Yes, we are assured that the effort is the goal, that simply doing the work is its own reward, and that fame and fortune come to but a few. If an artist or a writer can be satisfied with his or her own work, no matter what the critics and the buying public think, then these palliatives will satisfy the demands of ego and purpose. But what happens when the creator looks at the work, the total oeuvre, and sees only trash?3 Then he or she has failed not only the expectations of the public, friends, and family, but also of oneself. And then nothing is left. Ego death for real.

Given this potential for critical self-doubt, perhaps it is better to make the personal goal simply one of offering service to others, in the manner of Mother Theresa. We can make personal meaning out of helping wherever there is a need and we can supply a willing pair of hands or a problem-solving intellect. In these cases, the overall quality of the work and the personal responsibility for the outcome are less important than the will and vigor with which the effort is made. The outcome lies in other hands, the responsibility with the fates or the gods.

And, as to ego death, people go through calamities all the time. Into each life comes the loss of a loved one, alienation from family and friends, disappearance of fortune or reputation, devastation by storm or fire with the loss of a home or property into which the person has put so much of his or her time and effort. The things we value turn to ashes and dust. Our hope for the future, of living out our lives in a time bubble where these perishable things remain forever unchanging, is dashed. And yet into the void created by such losses there sometimes seems to creep—at least for those of us who are lucky in attitude, or have learned from early training, or persist by some cellular vitality—the restless turning to other loves, other goals, other vessels for our sense of self, security, attachment to life, and hope for the future.

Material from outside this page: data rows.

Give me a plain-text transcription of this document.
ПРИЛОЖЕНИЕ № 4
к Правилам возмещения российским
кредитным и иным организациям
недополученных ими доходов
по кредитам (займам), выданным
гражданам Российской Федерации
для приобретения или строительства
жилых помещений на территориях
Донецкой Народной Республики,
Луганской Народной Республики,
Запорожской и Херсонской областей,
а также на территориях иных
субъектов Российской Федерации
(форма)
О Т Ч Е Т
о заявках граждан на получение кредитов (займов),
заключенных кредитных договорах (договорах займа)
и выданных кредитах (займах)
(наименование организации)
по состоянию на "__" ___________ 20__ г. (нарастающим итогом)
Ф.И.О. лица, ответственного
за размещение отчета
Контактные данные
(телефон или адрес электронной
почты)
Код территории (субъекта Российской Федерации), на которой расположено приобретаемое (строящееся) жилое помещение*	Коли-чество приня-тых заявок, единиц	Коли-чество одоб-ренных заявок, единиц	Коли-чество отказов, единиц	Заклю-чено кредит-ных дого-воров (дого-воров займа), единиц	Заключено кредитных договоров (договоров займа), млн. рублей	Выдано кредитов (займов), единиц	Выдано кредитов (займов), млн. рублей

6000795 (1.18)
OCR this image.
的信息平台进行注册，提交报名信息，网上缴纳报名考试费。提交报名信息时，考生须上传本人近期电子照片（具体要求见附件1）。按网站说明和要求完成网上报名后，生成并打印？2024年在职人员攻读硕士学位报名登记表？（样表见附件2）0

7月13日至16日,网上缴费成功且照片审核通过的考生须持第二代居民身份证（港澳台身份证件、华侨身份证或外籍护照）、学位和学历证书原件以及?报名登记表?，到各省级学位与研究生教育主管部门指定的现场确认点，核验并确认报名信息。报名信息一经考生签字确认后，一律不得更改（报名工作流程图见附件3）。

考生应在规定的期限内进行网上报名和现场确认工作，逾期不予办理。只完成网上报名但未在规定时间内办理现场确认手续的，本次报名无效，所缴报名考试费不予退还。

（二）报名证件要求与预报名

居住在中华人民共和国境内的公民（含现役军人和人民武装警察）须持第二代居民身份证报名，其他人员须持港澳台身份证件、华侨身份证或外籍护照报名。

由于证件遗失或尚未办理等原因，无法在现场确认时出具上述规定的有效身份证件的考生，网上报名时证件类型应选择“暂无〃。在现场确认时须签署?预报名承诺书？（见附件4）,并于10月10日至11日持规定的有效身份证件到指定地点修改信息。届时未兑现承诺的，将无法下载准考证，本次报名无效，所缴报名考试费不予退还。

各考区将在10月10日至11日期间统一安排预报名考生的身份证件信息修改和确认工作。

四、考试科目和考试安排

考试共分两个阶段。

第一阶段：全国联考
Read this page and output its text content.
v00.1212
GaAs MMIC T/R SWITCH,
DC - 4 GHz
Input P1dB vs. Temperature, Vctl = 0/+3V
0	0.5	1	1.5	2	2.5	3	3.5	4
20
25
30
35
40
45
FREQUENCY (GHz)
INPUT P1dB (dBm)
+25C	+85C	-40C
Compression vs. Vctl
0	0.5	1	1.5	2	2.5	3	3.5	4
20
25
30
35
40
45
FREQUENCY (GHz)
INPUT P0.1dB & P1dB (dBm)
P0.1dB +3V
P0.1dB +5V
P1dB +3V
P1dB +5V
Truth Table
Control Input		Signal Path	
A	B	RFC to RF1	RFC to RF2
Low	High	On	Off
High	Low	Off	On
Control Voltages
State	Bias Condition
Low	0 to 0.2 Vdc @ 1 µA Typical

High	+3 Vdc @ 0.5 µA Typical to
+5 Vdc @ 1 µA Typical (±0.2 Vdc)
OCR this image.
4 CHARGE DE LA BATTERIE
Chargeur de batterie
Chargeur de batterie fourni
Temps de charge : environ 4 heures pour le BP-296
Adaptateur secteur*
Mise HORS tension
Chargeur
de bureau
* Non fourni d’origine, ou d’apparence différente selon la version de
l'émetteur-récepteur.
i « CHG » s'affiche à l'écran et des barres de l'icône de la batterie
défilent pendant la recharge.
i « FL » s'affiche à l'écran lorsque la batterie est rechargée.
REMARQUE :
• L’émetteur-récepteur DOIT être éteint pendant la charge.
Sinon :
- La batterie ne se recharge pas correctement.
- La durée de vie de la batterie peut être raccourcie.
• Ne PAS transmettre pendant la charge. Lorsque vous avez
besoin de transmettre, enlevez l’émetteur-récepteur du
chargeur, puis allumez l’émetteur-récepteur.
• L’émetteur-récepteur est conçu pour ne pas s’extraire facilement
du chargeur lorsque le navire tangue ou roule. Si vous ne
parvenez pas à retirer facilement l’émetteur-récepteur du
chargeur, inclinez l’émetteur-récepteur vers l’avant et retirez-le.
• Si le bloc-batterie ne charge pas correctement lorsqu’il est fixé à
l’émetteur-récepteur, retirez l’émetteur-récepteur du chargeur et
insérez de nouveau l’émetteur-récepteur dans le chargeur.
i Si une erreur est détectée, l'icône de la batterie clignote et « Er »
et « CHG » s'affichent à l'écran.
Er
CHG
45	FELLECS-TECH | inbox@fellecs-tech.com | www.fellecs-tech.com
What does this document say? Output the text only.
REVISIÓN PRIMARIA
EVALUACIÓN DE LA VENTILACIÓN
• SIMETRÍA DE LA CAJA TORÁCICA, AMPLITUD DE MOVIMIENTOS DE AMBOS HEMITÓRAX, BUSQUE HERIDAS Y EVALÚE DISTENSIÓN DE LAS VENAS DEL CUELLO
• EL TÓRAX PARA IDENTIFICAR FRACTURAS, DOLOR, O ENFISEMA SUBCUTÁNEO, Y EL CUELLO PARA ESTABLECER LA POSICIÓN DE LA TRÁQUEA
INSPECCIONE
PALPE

The lucky people can bend with misfortune, shift gears, find new roads, and move forward. In fact, they may never look far enough down the road on which they are traveling to ask what happens when it ends. They know that all roads eventually end, but that most roads also branch out, that goals are malleable, and that people—every person, regardless of past history—are capable of remaking themselves into something new. There is always something new that a human being can try. All it takes is bravery and patience.

Life is persistence. And it can be a long time until the candle finally burns out. That is also something every adult knows.4

1. From Charles Dickens’s A Tale of Two Cities.

2. Genesis 1:28 in the King James Version.

3. Public radio personality Ira Glass has an especially apt thought in this regard, animated by the following quote.

4. After reading all this, Odin asked, “Does he have any idea what’s coming?” And the Three Norns replied in unison, “Nope.”